By default in Illustrator, only the fill is resized when you scale an object. Since the object’s strokes and effects are not scaled, you may end up with an odd-looking shape after resizing. This tutorial will help you solve this frustrating problem.
The example below shows how scaling, with or without taking strokes and effects into account, affects the overall appearance of an object. By comparing the two shapes at the bottom, you can tell that the one on the left has better stroke and fill proportion, and it is an exact replica of the original one at the top (only smaller). The reason behind this difference is that the shape on the left was scaled with strokes and effects, while the other one was not.
In many cases, scaling only the fill of the object will significantly alter its overall appearance.
1. Launch Illustrator, and open the document you want to edit using the File menu.
2. Once all the art boards in the document are loaded, switch to the Selection tool by pressing the V key, and then select the object that has the outline stroke and effects you want to scale.
3. While the object is still selected, double-click on the Scale Tool on the toolbox to open the tool’s specific menu.
4. In the Scale Tool window, specify the percentage to which you want to scale the selected object under the Scale section.
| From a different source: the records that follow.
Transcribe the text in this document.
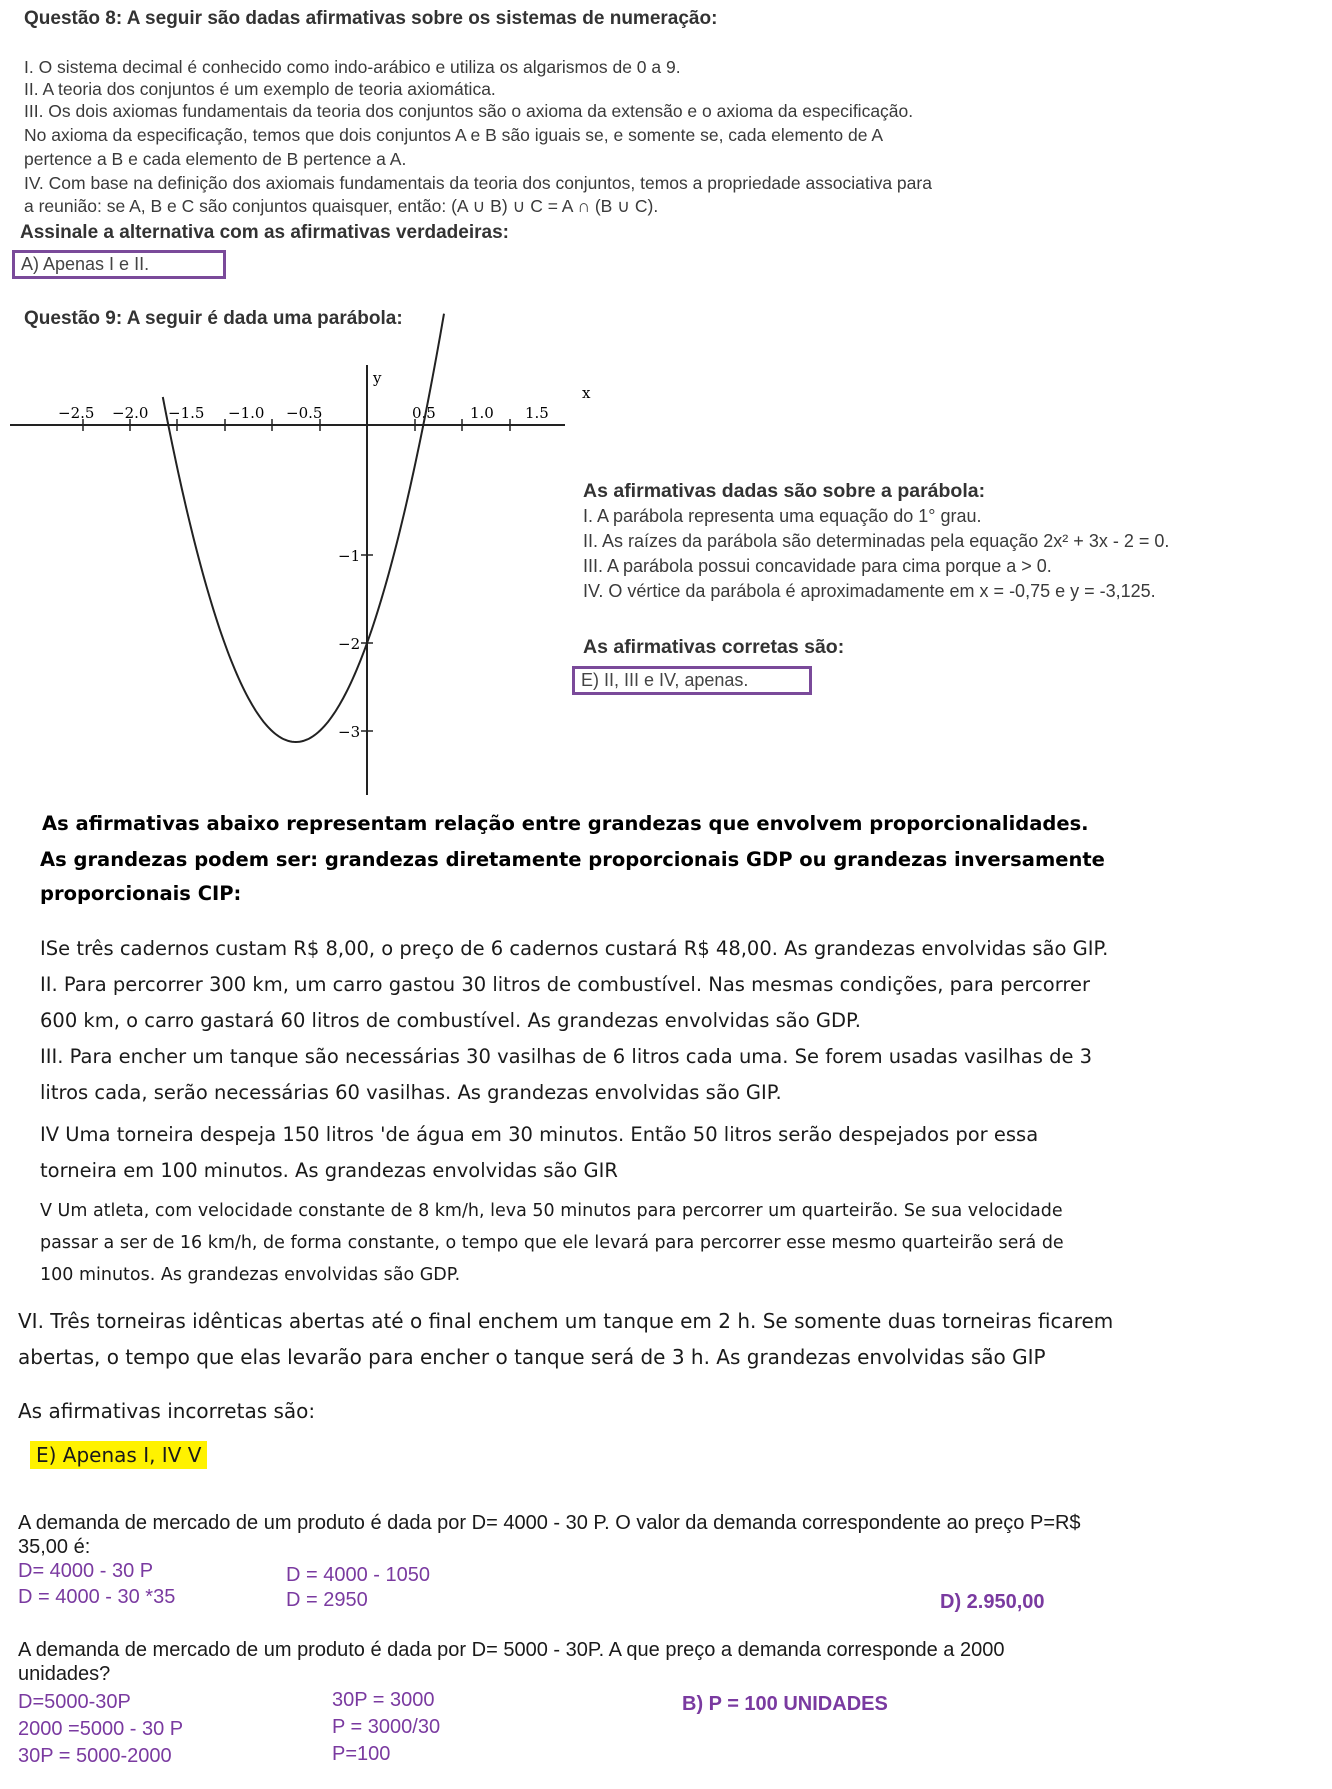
Questão 8: A seguir são dadas afirmativas sobre os sistemas de numeração:
I. O sistema decimal é conhecido como indo-arábico e utiliza os algarismos de 0 a 9.
II. A teoria dos conjuntos é um exemplo de teoria axiomática.
III. Os dois axiomas fundamentais da teoria dos conjuntos são o axioma da extensão e o axioma da especificação.
No axioma da especificação, temos que dois conjuntos A e B são iguais se, e somente se, cada elemento de A
pertence a B e cada elemento de B pertence a A.
IV. Com base na definição dos axiomais fundamentais da teoria dos conjuntos, temos a propriedade associativa para
a reunião: se A, B e C são conjuntos quaisquer, então: (A ∪ B) ∪ C = A ∩ (B ∪ C).
Assinale a alternativa com as afirmativas verdadeiras:
A) Apenas I e II.
Questão 9: A seguir é dada uma parábola:
−2.5 −2.0 −1.5 −1.0 −0.5	0.5 1.0 1.5
x
y
−1
−2
−3
As afirmativas dadas são sobre a parábola:
I. A parábola representa uma equação do 1° grau.
II. As raízes da parábola são determinadas pela equação 2x² + 3x - 2 = 0.
III. A parábola possui concavidade para cima porque a > 0.
IV. O vértice da parábola é aproximadamente em x = -0,75 e y = -3,125.
As afirmativas corretas são:
E) II, III e IV, apenas.
As afirmativas abaixo representam relação entre grandezas que envolvem proporcionalidades.
As grandezas podem ser: grandezas diretamente proporcionais GDP ou grandezas inversamente
proporcionais CIP:
ISe três cadernos custam R$ 8,00, o preço de 6 cadernos custará R$ 48,00. As grandezas envolvidas são GIP.
II. Para percorrer 300 km, um carro gastou 30 litros de combustível. Nas mesmas condições, para percorrer
600 km, o carro gastará 60 litros de combustível. As grandezas envolvidas são GDP.
III. Para encher um tanque são necessárias 30 vasilhas de 6 litros cada uma. Se forem usadas vasilhas de 3
litros cada, serão necessárias 60 vasilhas. As grandezas envolvidas são GIP.
IV Uma torneira despeja 150 litros 'de água em 30 minutos. Então 50 litros serão despejados por essa
torneira em 100 minutos. As grandezas envolvidas são GIR
V Um atleta, com velocidade constante de 8 km/h, leva 50 minutos para percorrer um quarteirão. Se sua velocidade
passar a ser de 16 km/h, de forma constante, o tempo que ele levará para percorrer esse mesmo quarteirão será de
100 minutos. As grandezas envolvidas são GDP.
VI. Três torneiras idênticas abertas até o final enchem um tanque em 2 h. Se somente duas torneiras ficarem
abertas, o tempo que elas levarão para encher o tanque será de 3 h. As grandezas envolvidas são GIP
As afirmativas incorretas são:
E) Apenas I, IV V
A demanda de mercado de um produto é dada por D= 4000 - 30 P. O valor da demanda correspondente ao preço P=R$
35,00 é:
D= 4000 - 30 P
D = 4000 - 30 *35
D = 4000 - 1050
D = 2950	D) 2.950,00
A demanda de mercado de um produto é dada por D= 5000 - 30P. A que preço a demanda corresponde a 2000
unidades?
D=5000-30P
2000 =5000 - 30 P
30P = 5000-2000
30P = 3000
P = 3000/30
P=100
B) P = 100 UNIDADES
Normally, you would use the Uniform option so that the object would be scaled using the same value on both axes.
In order to scale the entire object, check the Scale Strokes and Effects option.
While the Scale window is still open, you can turn on the Preview check-box and move the window aside to see how the selected object was scaled. If you are not satisfied with the results, you can tweak the settings again.
5. When you are done, click OK. The Scale Strokes & Effects feature will always be checked so that you do not have to repeat the steps above each time you want to scale an object’s appearance.